Not every entry in a name field belongs to a person. “Siemens AG”, “Volkswagen AG”, “adidas AG” are companies, and recognizing them as such means better results.

What’s new
No legal form required. A company is recognized even without a GmbH or AG attached, because of a known business name, a German activity word (Bäckerei, Metzgerei, Apotheke, Gasthof, Werkstatt, Kanzlei, Brauerei), or a country name in the text. “Gasthof zur Post” is a business; the suffix is no longer mandatory.

German companies:

  • “Siemens AG” -> Siemens BUSINESS NAME -> AG LEGAL FORM -> person type: LEGAL
  • “Volkswagen AG” -> Volkswagen BUSINESS NAME -> AG LEGAL FORM
  • “adidas AG” -> adidas BUSINESS NAME -> AG LEGAL FORM

Recognized with no legal form:

  • “Volkswagen” -> Volkswagen BUSINESS NAME -> person type: LEGAL
  • “Verizon” -> Verizon BUSINESS NAME -> person type: LEGAL
  • “Mastercard” -> Mastercard BUSINESS NAME -> person type: LEGAL
  • “Lufthansa” -> Lufthansa BUSINESS NAME -> person type: LEGAL
  • “Nvidia” -> Nvidia BUSINESS NAME -> person type: LEGAL

Status markers, activity words, and people:

  • “Siemens AG i.Gr.” -> Siemens BUSINESS NAME -> AG LEGAL FORM -> i.Gr. STATUS INDICATOR
  • “Metzgerei Wagner” -> Metzgerei Wagner BUSINESS NAME (triggered by “Metzgerei”) -> person type: LEGAL
  • “Scholz” -> recognized as a personal surname, not a business -> person type: NATURAL

2. Matching business names

The matcher can now compare two business names and decide whether they refer to the same company, not just identical strings, but real-world variants. It matches a short, everyday name against the fuller legal name, ignores extra words or a legal form on one side only, and tolerates typos so a small misspelling no longer breaks the link.

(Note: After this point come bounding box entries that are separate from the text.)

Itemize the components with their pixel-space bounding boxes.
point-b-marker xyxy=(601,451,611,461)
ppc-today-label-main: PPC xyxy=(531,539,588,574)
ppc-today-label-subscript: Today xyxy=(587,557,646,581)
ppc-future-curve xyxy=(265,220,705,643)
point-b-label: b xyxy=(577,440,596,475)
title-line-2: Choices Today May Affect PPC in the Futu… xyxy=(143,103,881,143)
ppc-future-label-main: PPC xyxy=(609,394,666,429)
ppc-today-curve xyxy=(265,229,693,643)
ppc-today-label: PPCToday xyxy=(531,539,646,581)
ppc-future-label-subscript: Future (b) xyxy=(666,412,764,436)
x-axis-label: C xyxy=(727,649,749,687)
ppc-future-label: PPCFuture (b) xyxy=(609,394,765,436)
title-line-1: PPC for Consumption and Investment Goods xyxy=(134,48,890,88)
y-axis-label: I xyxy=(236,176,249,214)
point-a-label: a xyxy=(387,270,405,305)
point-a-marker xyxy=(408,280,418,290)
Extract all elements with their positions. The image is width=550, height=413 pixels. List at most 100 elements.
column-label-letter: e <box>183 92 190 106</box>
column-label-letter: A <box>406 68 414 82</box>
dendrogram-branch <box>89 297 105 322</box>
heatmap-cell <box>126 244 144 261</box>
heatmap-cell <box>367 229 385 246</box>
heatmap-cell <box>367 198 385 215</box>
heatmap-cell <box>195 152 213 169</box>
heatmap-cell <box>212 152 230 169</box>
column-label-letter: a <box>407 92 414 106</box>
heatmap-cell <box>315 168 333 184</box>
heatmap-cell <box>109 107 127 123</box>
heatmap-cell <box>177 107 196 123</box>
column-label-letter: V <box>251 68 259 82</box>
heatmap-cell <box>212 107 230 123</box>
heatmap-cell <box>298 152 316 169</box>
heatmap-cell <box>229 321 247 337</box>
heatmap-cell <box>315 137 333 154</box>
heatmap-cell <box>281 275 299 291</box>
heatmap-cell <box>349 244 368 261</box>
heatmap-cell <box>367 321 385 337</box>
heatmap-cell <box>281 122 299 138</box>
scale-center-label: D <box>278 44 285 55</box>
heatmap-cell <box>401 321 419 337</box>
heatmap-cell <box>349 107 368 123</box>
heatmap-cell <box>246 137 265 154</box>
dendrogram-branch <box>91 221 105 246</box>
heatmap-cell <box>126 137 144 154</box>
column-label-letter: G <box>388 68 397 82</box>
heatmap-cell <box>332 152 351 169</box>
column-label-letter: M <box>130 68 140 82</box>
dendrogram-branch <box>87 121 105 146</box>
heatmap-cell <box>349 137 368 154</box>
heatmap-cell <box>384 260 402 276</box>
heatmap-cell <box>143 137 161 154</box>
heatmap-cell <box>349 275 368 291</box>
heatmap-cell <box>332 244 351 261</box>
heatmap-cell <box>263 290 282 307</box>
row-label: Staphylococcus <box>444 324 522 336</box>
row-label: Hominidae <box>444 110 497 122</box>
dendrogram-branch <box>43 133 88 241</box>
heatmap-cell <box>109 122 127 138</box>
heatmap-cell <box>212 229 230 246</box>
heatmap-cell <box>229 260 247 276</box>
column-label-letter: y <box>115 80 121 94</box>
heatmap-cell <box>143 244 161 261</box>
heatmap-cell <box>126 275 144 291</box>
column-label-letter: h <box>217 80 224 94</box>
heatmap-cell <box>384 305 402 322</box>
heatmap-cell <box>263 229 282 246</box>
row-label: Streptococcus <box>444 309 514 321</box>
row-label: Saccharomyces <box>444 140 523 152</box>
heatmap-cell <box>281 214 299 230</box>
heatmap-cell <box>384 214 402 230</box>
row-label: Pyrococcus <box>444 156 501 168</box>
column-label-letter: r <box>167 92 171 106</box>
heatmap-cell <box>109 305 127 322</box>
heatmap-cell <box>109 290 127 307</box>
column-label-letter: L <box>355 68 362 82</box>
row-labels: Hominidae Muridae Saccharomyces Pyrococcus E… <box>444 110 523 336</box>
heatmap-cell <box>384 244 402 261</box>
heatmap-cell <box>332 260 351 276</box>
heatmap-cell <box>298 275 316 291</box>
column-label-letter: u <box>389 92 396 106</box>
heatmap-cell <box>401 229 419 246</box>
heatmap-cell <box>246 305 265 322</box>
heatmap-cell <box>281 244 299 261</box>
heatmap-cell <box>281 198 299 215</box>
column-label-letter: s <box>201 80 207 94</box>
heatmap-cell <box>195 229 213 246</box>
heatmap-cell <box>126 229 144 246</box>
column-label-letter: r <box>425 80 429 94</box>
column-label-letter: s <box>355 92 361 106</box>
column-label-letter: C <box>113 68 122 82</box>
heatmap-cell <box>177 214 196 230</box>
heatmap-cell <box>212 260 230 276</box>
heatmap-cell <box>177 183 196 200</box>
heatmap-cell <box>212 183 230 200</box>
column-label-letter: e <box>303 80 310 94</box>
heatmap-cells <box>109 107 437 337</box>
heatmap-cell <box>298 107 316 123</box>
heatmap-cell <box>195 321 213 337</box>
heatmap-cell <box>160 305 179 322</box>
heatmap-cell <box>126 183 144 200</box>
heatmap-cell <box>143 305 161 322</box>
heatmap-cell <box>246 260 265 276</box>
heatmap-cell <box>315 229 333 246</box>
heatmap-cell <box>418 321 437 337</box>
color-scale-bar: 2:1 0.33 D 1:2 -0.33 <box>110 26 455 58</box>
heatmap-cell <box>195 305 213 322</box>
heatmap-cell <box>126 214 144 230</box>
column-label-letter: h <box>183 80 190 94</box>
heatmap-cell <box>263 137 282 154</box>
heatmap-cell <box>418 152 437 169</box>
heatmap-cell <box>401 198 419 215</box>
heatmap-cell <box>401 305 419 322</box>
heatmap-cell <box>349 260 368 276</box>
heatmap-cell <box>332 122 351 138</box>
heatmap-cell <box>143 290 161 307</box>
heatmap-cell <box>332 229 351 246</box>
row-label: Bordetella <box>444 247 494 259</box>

  • “Volkswagen” vs “Volkswagen AG” -> MATCHING
  • “Lufthansa” vs “Deutsche Lufthansa AG” -> MATCHING
  • “Siemens” vs “Siemens AG” -> MATCHING

Which countries we have company data for

Beyond legal-form and activity-word detection, NameAPI looks names up against per-country company datasets. Coverage currently spans 16 countries:
Australia, Czechia, Estonia, Germany, Hungary, Ireland, Japan, Latvia, Moldova, Norway, Romania, Slovakia, Sweden, United Arab Emirates, United Kingdom and United States — plus a dedicated cross-border European bank dataset. More legal forms and company data are on the way.

Try it yourself

Send a company name through the Name Parser live demo on optimaize.com and look for the BUSINESS NAME, LEGAL FORM, and STATUS INDICATOR term types in the response. Then drop two variants of the same company, for example “Mastercard” and “Mastercard Inc.”, into the Name Matcher demo to see them resolve to a match.